Today it is still celebrated within families, with gatherings and food, but it’s also celebrated on a larger scale in many cities with parades, freedom walks, and festivals, especially since it became a federal holiday last year. In 1872, a group of Black ministers and businessmen purchased 10 acres of land, which they turned into Emancipation Park, a place to hold Juneteenth celebrations.

Traditionally, the day was celebrated by praying and bringing families together. Juneteenth is also known as “Juneteenth Independence Day,” “Emancipation Day,” or “Freedom Day.” The holiday is the oldest national holiday commemorating the end of slavery. Communities nationwide are celebrating by walking 2.5 miles, in recognition of the 2.5 years it took for the news of freedom to reach all enslaved people in the United States. Opal Lee has been campaigning for decades to have Juneteenth nationally recognized, and when she was 94 years old, she saw President Biden sign the bill. On June 17th, 2021, it officially became a federal holiday. June 19th is the day that federal troops arrived in Galveston, Texas, in 1865 to enforce the Emancipation Proclamation that all enslaved people be freed. From growing up in a racially segregated town in Texas, where she was the first child to integrate the town’s all-white schools, to practicing law in New York City, which provided premium training for the historian’s craft, Gordon-Reed brings her own storied experiences in conversation with those of our country to illuminate our shared and complicated history.Juneteenth, short for June nineteenth, commemorates the effective end of slavery in the United States. Gordon-Reed’s refusal to accept simple, one-sided narratives in history has led her to reveal America’s most important untold stories through her work. Following its publication in 2021, this pivotal new text was named one of the ten best books of the year by The New York Times. Filled with even deeper, more personal recollections than her previous works, On Juneteenth is a captivating blend of American history, family chronicle, and memoir that explores the violence and oppression that preceded and followed the inaugural celebrations of the holiday, what it means to us now, and how it relates to our larger fight for equality.
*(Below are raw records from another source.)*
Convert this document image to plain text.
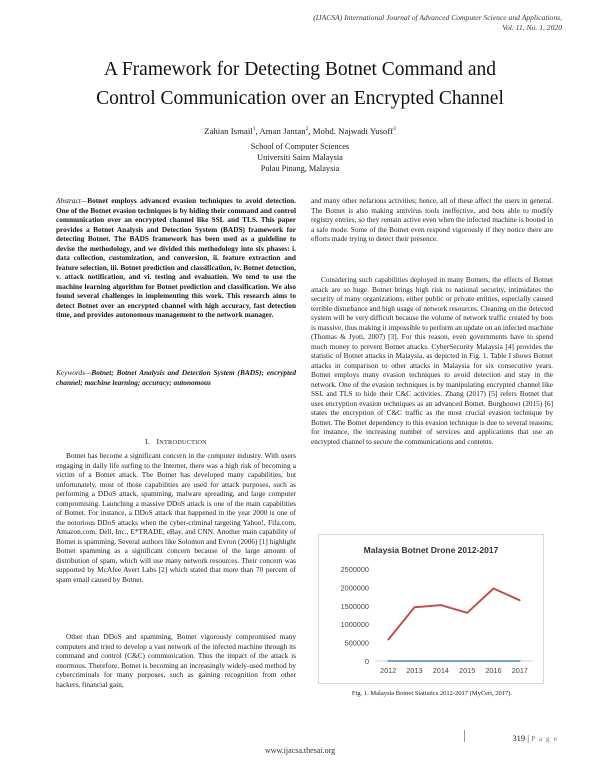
(IJACSA) International Journal of Advanced Computer Science and Applications,
Vol. 11, No. 1, 2020
A Framework for Detecting Botnet Command and
Control Communication over an Encrypted Channel
Zahian Ismail$^1$, Aman Jantan$^2$, Mohd. Najwadi Yusoff$^3$
School of Computer Sciences
Universiti Sains Malaysia
Pulau Pinang, Malaysia

Abstract—Botnet employs advanced evasion techniques to avoid detection. One of the Botnet evasion techniques is by hiding their command and control communication over an encrypted channel like SSL and TLS. This paper provides a Botnet Analysis and Detection System (BADS) framework for detecting Botnet. The BADS framework has been used as a guideline to devise the methodology, and we divided this methodology into six phases: i. data collection, customization, and conversion, ii. feature extraction and feature selection, iii. Botnet prediction and classification, iv. Botnet detection, v. attack notification, and vi. testing and evaluation. We tend to use the machine learning algorithm for Botnet prediction and classification. We also found several challenges in implementing this work. This research aims to detect Botnet over an encrypted channel with high accuracy, fast detection time, and provides autonomous management to the network manager.

Keywords—Botnet; Botnet Analysis and Detection System (BADS); encrypted channel; machine learning; accuracy; autonomous

I. INTRODUCTION

Botnet has become a significant concern in the computer industry. With users engaging in daily life surfing to the Internet, there was a high risk of becoming a victim of a Botnet attack. The Botnet has developed many capabilities, but unfortunately, most of those capabilities are used for attack purposes, such as performing a DDoS attack, spamming, malware spreading, and large computer compromising. Launching a massive DDoS attack is one of the main capabilities of Botnet. For instance, a DDoS attack that happened in the year 2000 is one of the notorious DDoS attacks when the cyber-criminal targeting Yahoo!, Fifa.com, Amazon.com, Dell, Inc., E*TRADE, eBay, and CNN. Another main capability of Botnet is spamming. Several authors like Solomon and Evron (2006) [1] highlight Botnet spamming as a significant concern because of the large amount of distribution of spam, which will use many network resources. Their concern was supported by McAfee Avert Labs [2] which stated that more than 70 percent of spam email caused by Botnet.

Other than DDoS and spamming, Botnet vigorously compromised many computers and tried to develop a vast network of the infected machine through its command and control (C&C) communication. Thus the impact of the attack is enormous. Therefore, Botnet is becoming an increasingly widely-used method by cybercriminals for many purposes, such as gaining recognition from other hackers, financial gain,

and many other nefarious activities; hence, all of these affect the users in general. The Botnet is also making antivirus tools ineffective, and bots able to modify registry entries, so they remain active even when the infected machine is booted in a safe mode. Some of the Botnet even respond vigorously if they notice there are efforts made trying to detect their presence.

Considering such capabilities deployed in many Botnets, the effects of Botnet attack are so huge. Botnet brings high risk to national security, intimidates the security of many organizations, either public or private entities, especially caused terrible disturbance and high usage of network resources. Cleaning on the detected system will be very difficult because the volume of network traffic created by bots is massive, thus making it impossible to perform an update on an infected machine (Thomas & Jyoti, 2007) [3]. For this reason, even governments have to spend much money to prevent Botnet attacks. CyberSecurity Malaysia [4] provides the statistic of Botnet attacks in Malaysia, as depicted in Fig. 1. Table I shows Botnet attacks in comparison to other attacks in Malaysia for six consecutive years. Botnet employs many evasion techniques to avoid detection and stay in the network. One of the evasion techniques is by manipulating encrypted channel like SSL and TLS to hide their C&C activities. Zhang (2017) [5] refers Botnet that uses encryption evasion techniques as an advanced Botnet. Burghouwt (2015) [6] states the encryption of C&C traffic as the most crucial evasion technique by Botnet. The Botnet dependency to this evasion technique is due to several reasons; for instance, the increasing number of services and applications that use an encrypted channel to secure the communications and contents.

Malaysia Botnet Drone 2012-2017
2500000
2000000
1500000
1000000
500000
0
2012 2013 2014 2015 2016 2017
Fig. 1. Malaysia Botnet Statistics 2012-2017 (MyCert, 2017).
319 | P a g e
www.ijacsa.thesai.org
Impassioned and moving, her latest bestselling book On Juneteenth sets out to capture the integral importance of the holiday to American history. The Hemingses of Monticello: An American Family-which won the Pulitzer Prize in History, along with fourteen other awards-has been called “the best study of a slave family ever written” by noted Jefferson scholar Joseph Ellis. Annette Gordon-Reed, one of the foremost voices on race and history in America, is also an award-winning author of six books that provide rich examinations of American figures central to the country’s mythology.